Titou, engaged in covering a page with a crimson crayon, said nothing.

“He's fine. But anyway. About your business.” She put down her cup and clasped her hands in thought. “Look, I just don't see it. You'd have to card the wool, then spin it and weave it. You'd need a whole fleece for a scarf that size. So if you're doing it by hand, then carding—that's five hours; then ten hours of spinning and maybe another twelve of weaving. Don't forget setting up your warp; that's another few hours.”

“So, like, a week?” I asked.

Autumn nodded.

“For a scarf?”

She smiled. “And minimum wage in New Zealand's coming up on thirteen dollars an hour.”

I did some quick math in my head. “So basically it would cost more to make the scarf than I could ever sell it for.”

She nodded.

“Then there's equipment and taxes and shipping,” I said, ticking the items off on one hand.

Autumn kept nodding, a smile playing about her lips. She was beginning to enjoy this.

“And I'd still have to pay for the twenty-thousand-dollar camels.”

“Who'd produce only one fleece a year.”

I set down my coffee cup, shut my eyes, and massaged my temples with my fingers. “Why did I marry an English major?”

Autumn laughed. “Don't ask me! I married a French chef, and he's retired. We're always broke, but we do eat well. D'you want some pineapple upside-down cake?”

“Yes, please!” came a voice from beneath the table.

After stress-eating cake at Autumn's, I went home to Peter and suggested that possibly twenty-thousand-dollar alpacas were not the greatest business idea ever.

“You're always crushing my dreams,” he grumbled. “Dream crusher.”

“Tell you what,” I suggested. “Let's just get a couple of cheap ones. Discount alpacas. Let's see if we even
like
them before you start your camel empire.”

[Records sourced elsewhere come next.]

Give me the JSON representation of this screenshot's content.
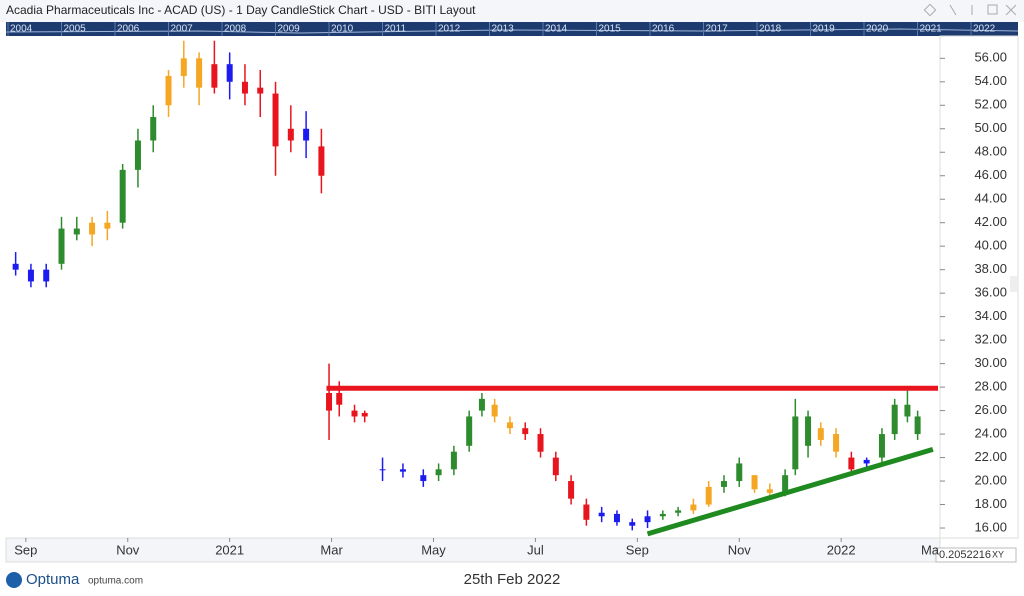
{
  "chart_data": {
    "type": "candlestick",
    "title": "Acadia Pharmaceuticals Inc - ACAD (US) - 1 Day CandleStick Chart - USD - BITI Layout",
    "navigator_years": [
      "2004",
      "2005",
      "2006",
      "2007",
      "2008",
      "2009",
      "2010",
      "2011",
      "2012",
      "2013",
      "2014",
      "2015",
      "2016",
      "2017",
      "2018",
      "2019",
      "2020",
      "2021",
      "2022"
    ],
    "xlim": [
      -0.35,
      17.9
    ],
    "xticks": [
      {
        "value": 0,
        "label": "Sep"
      },
      {
        "value": 2,
        "label": "Nov"
      },
      {
        "value": 4,
        "label": "2021"
      },
      {
        "value": 6,
        "label": "Mar"
      },
      {
        "value": 8,
        "label": "May"
      },
      {
        "value": 10,
        "label": "Jul"
      },
      {
        "value": 12,
        "label": "Sep"
      },
      {
        "value": 14,
        "label": "Nov"
      },
      {
        "value": 16,
        "label": "2022"
      },
      {
        "value": 18,
        "label": "Ma"
      }
    ],
    "ylim": [
      15.15,
      57.9
    ],
    "yticks": [
      {
        "value": 16,
        "label": "16.00"
      },
      {
        "value": 18,
        "label": "18.00"
      },
      {
        "value": 20,
        "label": "20.00"
      },
      {
        "value": 22,
        "label": "22.00"
      },
      {
        "value": 24,
        "label": "24.00"
      },
      {
        "value": 26,
        "label": "26.00"
      },
      {
        "value": 28,
        "label": "28.00"
      },
      {
        "value": 30,
        "label": "30.00"
      },
      {
        "value": 32,
        "label": "32.00"
      },
      {
        "value": 34,
        "label": "34.00"
      },
      {
        "value": 36,
        "label": "36.00"
      },
      {
        "value": 38,
        "label": "38.00"
      },
      {
        "value": 40,
        "label": "40.00"
      },
      {
        "value": 42,
        "label": "42.00"
      },
      {
        "value": 44,
        "label": "44.00"
      },
      {
        "value": 46,
        "label": "46.00"
      },
      {
        "value": 48,
        "label": "48.00"
      },
      {
        "value": 50,
        "label": "50.00"
      },
      {
        "value": 52,
        "label": "52.00"
      },
      {
        "value": 54,
        "label": "54.00"
      },
      {
        "value": 56,
        "label": "56.00"
      }
    ],
    "x": [
      -0.2,
      0.1,
      0.4,
      0.7,
      1.0,
      1.3,
      1.6,
      1.9,
      2.2,
      2.5,
      2.8,
      3.1,
      3.4,
      3.7,
      4.0,
      4.3,
      4.6,
      4.9,
      5.2,
      5.5,
      5.8,
      5.95,
      6.15,
      6.45,
      6.65,
      7.0,
      7.4,
      7.8,
      8.1,
      8.4,
      8.7,
      8.95,
      9.2,
      9.5,
      9.8,
      10.1,
      10.4,
      10.7,
      11.0,
      11.3,
      11.6,
      11.9,
      12.2,
      12.5,
      12.8,
      13.1,
      13.4,
      13.7,
      14.0,
      14.3,
      14.6,
      14.9,
      15.1,
      15.35,
      15.6,
      15.9,
      16.2,
      16.5,
      16.8,
      17.05,
      17.3,
      17.5
    ],
    "open": [
      38.5,
      38,
      37,
      38.5,
      41.5,
      41,
      42,
      42,
      46.5,
      49,
      52,
      54.5,
      56,
      53.5,
      55.5,
      54,
      53,
      53,
      49,
      50,
      48.5,
      26,
      27.5,
      26,
      25.5,
      21,
      21,
      20.5,
      20.5,
      21,
      23,
      26,
      26.5,
      25,
      24.5,
      24,
      22,
      20,
      18,
      17,
      17.2,
      16.5,
      16.5,
      17,
      17.3,
      17.5,
      18,
      19.5,
      20,
      20.5,
      19.3,
      19,
      21,
      25.5,
      23.5,
      24,
      22,
      21.5,
      22,
      24,
      26.5,
      25.5
    ],
    "high": [
      39.5,
      38.5,
      38.5,
      42.5,
      42.5,
      42.5,
      43,
      47,
      50,
      52,
      55,
      57.5,
      56.5,
      57.5,
      56.5,
      55.5,
      55,
      54,
      52,
      51.5,
      50,
      30,
      28.5,
      26.5,
      26,
      22,
      21.5,
      21,
      21.5,
      23,
      26,
      27.5,
      27,
      25.5,
      25,
      24.5,
      22.5,
      20.5,
      18.5,
      17.8,
      17.5,
      16.8,
      17.5,
      17.5,
      17.8,
      18.5,
      20,
      20.5,
      22,
      20.5,
      19.8,
      21,
      27,
      26,
      25,
      24.5,
      22.5,
      22,
      24.5,
      27,
      27.7,
      26
    ],
    "low": [
      37.5,
      36.5,
      36.5,
      38,
      40.5,
      40,
      40.5,
      41.5,
      45,
      48,
      51,
      53.5,
      52,
      53,
      52.5,
      52,
      51,
      46,
      48,
      47.5,
      44.5,
      23.5,
      25.5,
      25,
      25,
      20,
      20.3,
      19.5,
      20,
      20.5,
      22.5,
      25.5,
      25,
      24,
      23.5,
      22,
      20,
      18,
      16.2,
      16.5,
      16.2,
      15.8,
      16,
      16.7,
      17,
      17.2,
      17.8,
      19,
      19.5,
      19,
      18.5,
      18.7,
      20.5,
      22,
      23,
      22,
      20.5,
      21,
      21.5,
      23.5,
      25,
      23.5
    ],
    "close": [
      38,
      37,
      38,
      41.5,
      41,
      42,
      41.5,
      46.5,
      49,
      51,
      54.5,
      56,
      53.5,
      55.5,
      54,
      53,
      53.5,
      48.5,
      50,
      49,
      46,
      27.5,
      26.5,
      25.5,
      25.8,
      21,
      20.8,
      20,
      21,
      22.5,
      25.5,
      27,
      25.5,
      24.5,
      24,
      22.5,
      20.5,
      18.5,
      16.7,
      17.3,
      16.5,
      16.2,
      17,
      17.2,
      17.5,
      18,
      19.5,
      20,
      21.5,
      19.3,
      19,
      20.5,
      25.5,
      23,
      24.5,
      22.5,
      21,
      21.8,
      24,
      26.5,
      25.5,
      24
    ],
    "colors": [
      "#1c1cf0",
      "#1c1cf0",
      "#1c1cf0",
      "#2e8b2e",
      "#2e8b2e",
      "#f5a623",
      "#f5a623",
      "#2e8b2e",
      "#2e8b2e",
      "#2e8b2e",
      "#f5a623",
      "#f5a623",
      "#f5a623",
      "#e8141e",
      "#1c1cf0",
      "#e8141e",
      "#e8141e",
      "#e8141e",
      "#e8141e",
      "#1c1cf0",
      "#e8141e",
      "#e8141e",
      "#e8141e",
      "#e8141e",
      "#e8141e",
      "#1c1cf0",
      "#1c1cf0",
      "#1c1cf0",
      "#2e8b2e",
      "#2e8b2e",
      "#2e8b2e",
      "#2e8b2e",
      "#f5a623",
      "#f5a623",
      "#e8141e",
      "#e8141e",
      "#e8141e",
      "#e8141e",
      "#e8141e",
      "#1c1cf0",
      "#1c1cf0",
      "#1c1cf0",
      "#1c1cf0",
      "#2e8b2e",
      "#2e8b2e",
      "#f5a623",
      "#f5a623",
      "#2e8b2e",
      "#2e8b2e",
      "#f5a623",
      "#f5a623",
      "#2e8b2e",
      "#2e8b2e",
      "#2e8b2e",
      "#f5a623",
      "#f5a623",
      "#e8141e",
      "#1c1cf0",
      "#2e8b2e",
      "#2e8b2e",
      "#2e8b2e",
      "#2e8b2e"
    ],
    "trendlines": [
      {
        "x": [
          5.9,
          17.9
        ],
        "y": [
          27.9,
          27.9
        ],
        "color": "#e8141e"
      },
      {
        "x": [
          12.2,
          17.8
        ],
        "y": [
          15.5,
          22.7
        ],
        "color": "#1f8a1f"
      }
    ],
    "footer": {
      "brand": "Optuma",
      "site": "optuma.com",
      "date": "25th Feb 2022",
      "readout": "0.2052216",
      "mode": "XY"
    }
  }
}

So we started calling local breeders. And that's how we met Gay and Mike, alpaca enthusiasts who are also insane. A former stay-at-home mother and a computer programmer, respectively, these two had retired from their sensible lives to breed alpacas. They purchased show-quality animals, sometimes for tens of thousands of dollars, then sold their babies to neophytes like us.

“Oh, they make wonderful pets,” Gay crooned to me over the phone. And she's right. Alpacas are a perfect livestock for the beginning farmer, because they're very expensive and totally useless. Bred by the ancient Incas for their fleece, they produce no meat, milk, or eggs. Instead, they give off attitude. Lots. And lots. Of attitude.

But at the time, we didn't know that. I just thought they were crazy cute.

“When can we come round to see them?” I asked. We set a date, and the following weekend, Peter and I found ourselves driving out to a real live alpaca farm. When we parked in the driveway, everything seemed relatively normal. Gay and Mike were a couple in their late sixties, both with white hair and skin tanned gold from their work outside.

“So glad you've come to meet the boys!” Gay greeted us with a wide smile. “Come, come inside.”

Miranda tugged on my hand. “Mama, are those 'pacas?”

I looked where she was pointing, and indeed they were. Dozens of alpacas in every imaginable shade: black ones, brown ones, white ones, and purple ones. Their necks were long and elegant, and they had little puffballs of fleece at the tops of their heads. One of them even had polka dots.